Saturday, June 24, 2017
Abstract-Frequency-Dependent Terahertz Transient Photoconductivity of Mesoporous SnO2 Films
Kevin P. Regan, John R. Swierk, Jens Neu, and Charles A. Schmuttenmaer
The transient photoconductive properties of tin (IV) oxide (SnO2) mesoporous films have been studied by time-resolved terahertz (THz) spectroscopy. We gain insight into carrier dynamics by measuring overall injection and trapping lifetimes using optical pump – THz probe spectroscopy, as well as the frequency-dependent complex conductivity at various pump-probe delay times. It is found that the method of charge generation, either direct above band gap excitation (at 267 nm), or dye-sensitized electron injection (at 400 nm), has a dramatic effect on the overall injection and trapping dynamics of mobile charge carriers on the picosecond to nanosecond timescale.
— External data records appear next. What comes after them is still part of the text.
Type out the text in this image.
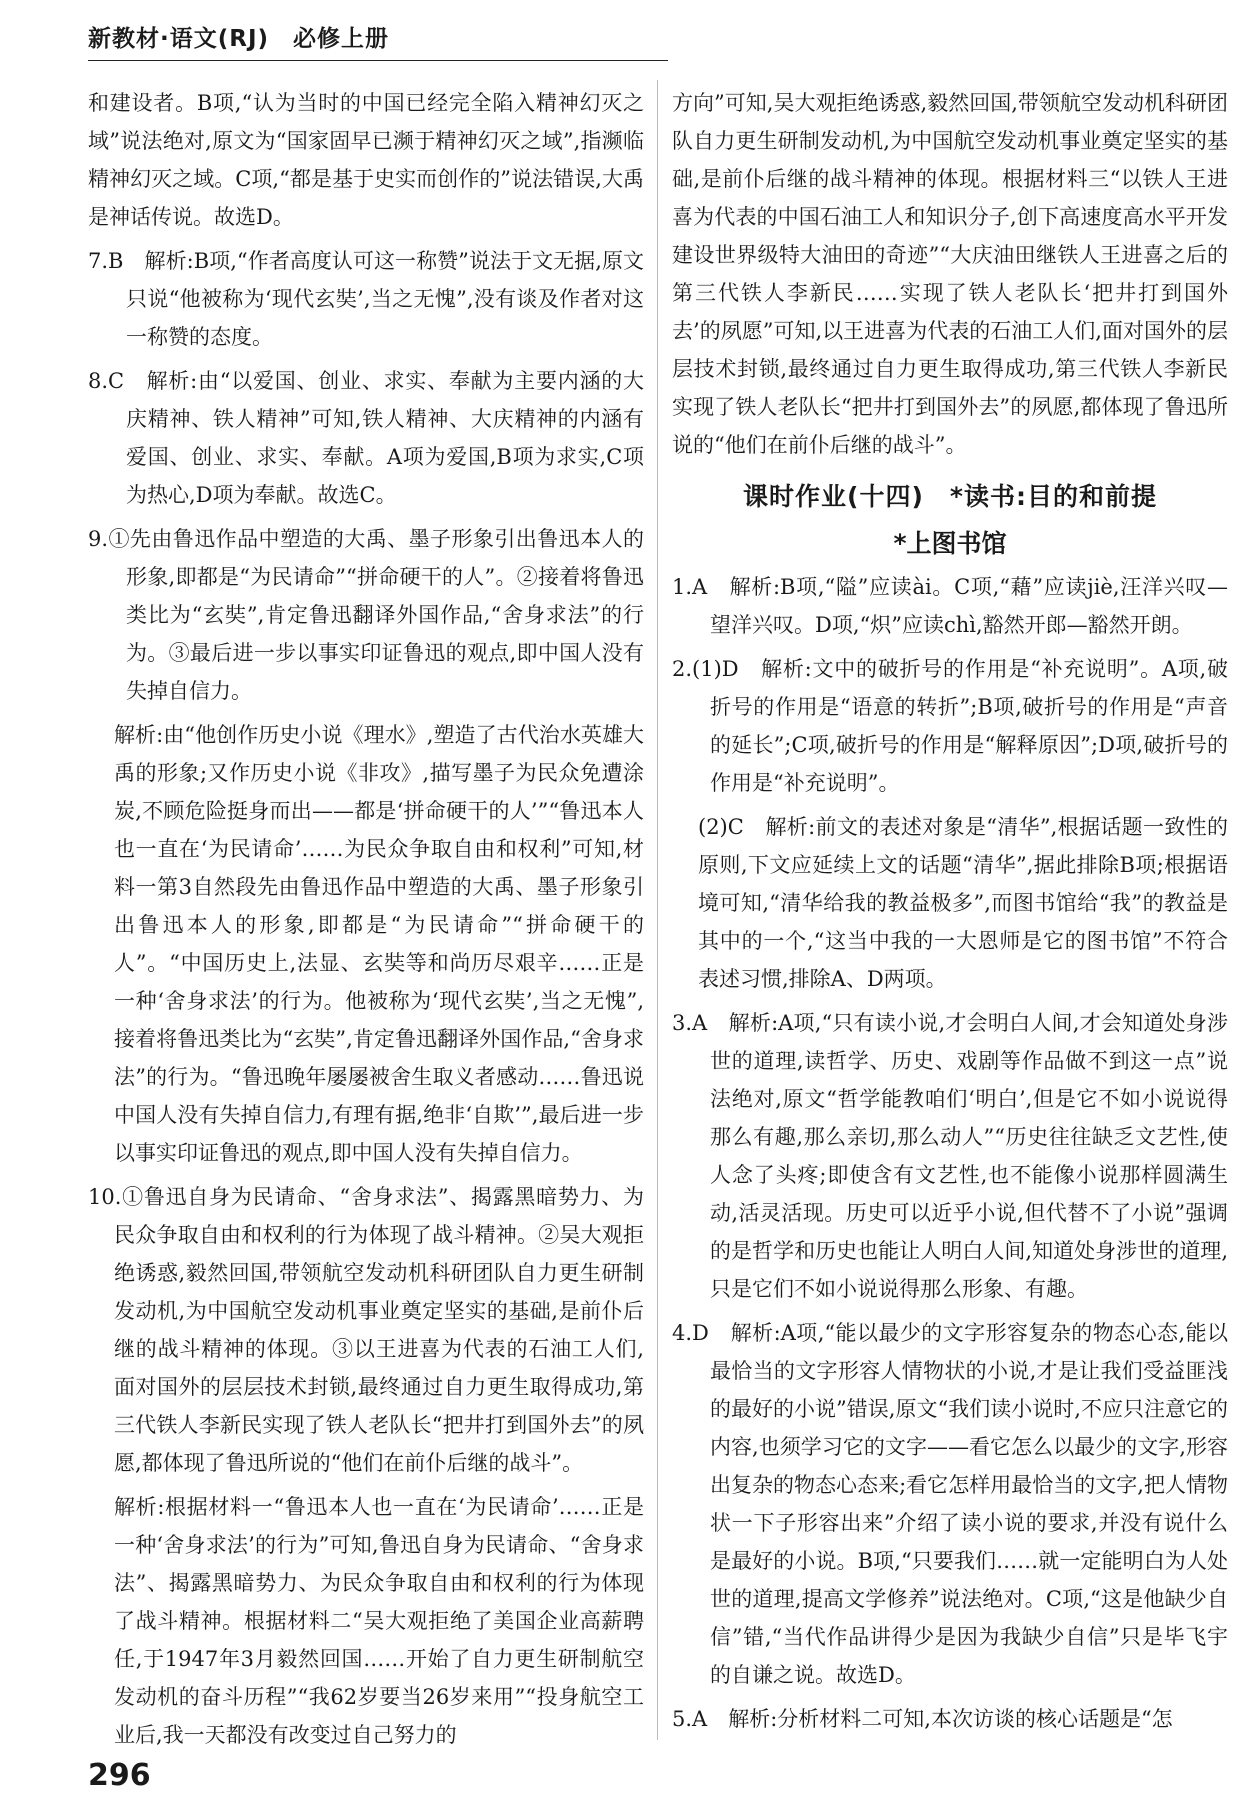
新教材·语文(RJ)　必修上册
和建设者。B项,“认为当时的中国已经完全陷入精神幻灭之域”说法绝对,原文为“国家固早已濒于精神幻灭之域”,指濒临精神幻灭之域。C项,“都是基于史实而创作的”说法错误,大禹是神话传说。故选D。
7.B　解析:B项,“作者高度认可这一称赞”说法于文无据,原文只说“他被称为‘现代玄奘’,当之无愧”,没有谈及作者对这一称赞的态度。
8.C　解析:由“以爱国、创业、求实、奉献为主要内涵的大庆精神、铁人精神”可知,铁人精神、大庆精神的内涵有爱国、创业、求实、奉献。A项为爱国,B项为求实,C项为热心,D项为奉献。故选C。
9.①先由鲁迅作品中塑造的大禹、墨子形象引出鲁迅本人的形象,即都是“为民请命”“拼命硬干的人”。②接着将鲁迅类比为“玄奘”,肯定鲁迅翻译外国作品,“舍身求法”的行为。③最后进一步以事实印证鲁迅的观点,即中国人没有失掉自信力。
解析:由“他创作历史小说《理水》,塑造了古代治水英雄大禹的形象;又作历史小说《非攻》,描写墨子为民众免遭涂炭,不顾危险挺身而出——都是‘拼命硬干的人’”“鲁迅本人也一直在‘为民请命’……为民众争取自由和权利”可知,材料一第3自然段先由鲁迅作品中塑造的大禹、墨子形象引出鲁迅本人的形象,即都是“为民请命”“拼命硬干的人”。“中国历史上,法显、玄奘等和尚历尽艰辛……正是一种‘舍身求法’的行为。他被称为‘现代玄奘’,当之无愧”,接着将鲁迅类比为“玄奘”,肯定鲁迅翻译外国作品,“舍身求法”的行为。“鲁迅晚年屡屡被舍生取义者感动……鲁迅说中国人没有失掉自信力,有理有据,绝非‘自欺’”,最后进一步以事实印证鲁迅的观点,即中国人没有失掉自信力。
10.①鲁迅自身为民请命、“舍身求法”、揭露黑暗势力、为民众争取自由和权利的行为体现了战斗精神。②吴大观拒绝诱惑,毅然回国,带领航空发动机科研团队自力更生研制发动机,为中国航空发动机事业奠定坚实的基础,是前仆后继的战斗精神的体现。③以王进喜为代表的石油工人们,面对国外的层层技术封锁,最终通过自力更生取得成功,第三代铁人李新民实现了铁人老队长“把井打到国外去”的夙愿,都体现了鲁迅所说的“他们在前仆后继的战斗”。
解析:根据材料一“鲁迅本人也一直在‘为民请命’……正是一种‘舍身求法’的行为”可知,鲁迅自身为民请命、“舍身求法”、揭露黑暗势力、为民众争取自由和权利的行为体现了战斗精神。根据材料二“吴大观拒绝了美国企业高薪聘任,于1947年3月毅然回国……开始了自力更生研制航空发动机的奋斗历程”“我62岁要当26岁来用”“投身航空工业后,我一天都没有改变过自己努力的
方向”可知,吴大观拒绝诱惑,毅然回国,带领航空发动机科研团队自力更生研制发动机,为中国航空发动机事业奠定坚实的基础,是前仆后继的战斗精神的体现。根据材料三“以铁人王进喜为代表的中国石油工人和知识分子,创下高速度高水平开发建设世界级特大油田的奇迹”“大庆油田继铁人王进喜之后的第三代铁人李新民……实现了铁人老队长‘把井打到国外去’的夙愿”可知,以王进喜为代表的石油工人们,面对国外的层层技术封锁,最终通过自力更生取得成功,第三代铁人李新民实现了铁人老队长“把井打到国外去”的夙愿,都体现了鲁迅所说的“他们在前仆后继的战斗”。
课时作业(十四)　*读书:目的和前提
*上图书馆
1.A　解析:B项,“隘”应读ài。C项,“藉”应读jiè,汪洋兴叹—望洋兴叹。D项,“炽”应读chì,豁然开郎—豁然开朗。
2.(1)D　解析:文中的破折号的作用是“补充说明”。A项,破折号的作用是“语意的转折”;B项,破折号的作用是“声音的延长”;C项,破折号的作用是“解释原因”;D项,破折号的作用是“补充说明”。
(2)C　解析:前文的表述对象是“清华”,根据话题一致性的原则,下文应延续上文的话题“清华”,据此排除B项;根据语境可知,“清华给我的教益极多”,而图书馆给“我”的教益是其中的一个,“这当中我的一大恩师是它的图书馆”不符合表述习惯,排除A、D两项。
3.A　解析:A项,“只有读小说,才会明白人间,才会知道处身涉世的道理,读哲学、历史、戏剧等作品做不到这一点”说法绝对,原文“哲学能教咱们‘明白’,但是它不如小说说得那么有趣,那么亲切,那么动人”“历史往往缺乏文艺性,使人念了头疼;即使含有文艺性,也不能像小说那样圆满生动,活灵活现。历史可以近乎小说,但代替不了小说”强调的是哲学和历史也能让人明白人间,知道处身涉世的道理,只是它们不如小说说得那么形象、有趣。
4.D　解析:A项,“能以最少的文字形容复杂的物态心态,能以最恰当的文字形容人情物状的小说,才是让我们受益匪浅的最好的小说”错误,原文“我们读小说时,不应只注意它的内容,也须学习它的文字——看它怎么以最少的文字,形容出复杂的物态心态来;看它怎样用最恰当的文字,把人情物状一下子形容出来”介绍了读小说的要求,并没有说什么是最好的小说。B项,“只要我们……就一定能明白为人处世的道理,提高文学修养”说法绝对。C项,“这是他缺少自信”错,“当代作品讲得少是因为我缺少自信”只是毕飞宇的自谦之说。故选D。
5.A　解析:分析材料二可知,本次访谈的核心话题是“怎
296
In the presence of aqueous electrolyte, direct band gap excitation of non-sensitized SnO2 films results in instrument response limited sub-picosecond injection lifetimes, while dye-sensitized films require tens of picoseconds for interfacial electron transfer to complete. On the other hand, the rate for trapping of mobile charges is at least two orders of magnitude faster in the non-sensitized films compared to the dye-sensitized films, which is likely due to photoinduced charges being more highly concentrated in the non-sensitized films. Finally, we find that the transient photoconductivity deviates from the behavior described by standard conductivity models such as the Drude and Drude-Smith model. This is due to the contribution from a photoinduced change in the permittivity of the SnO2 films.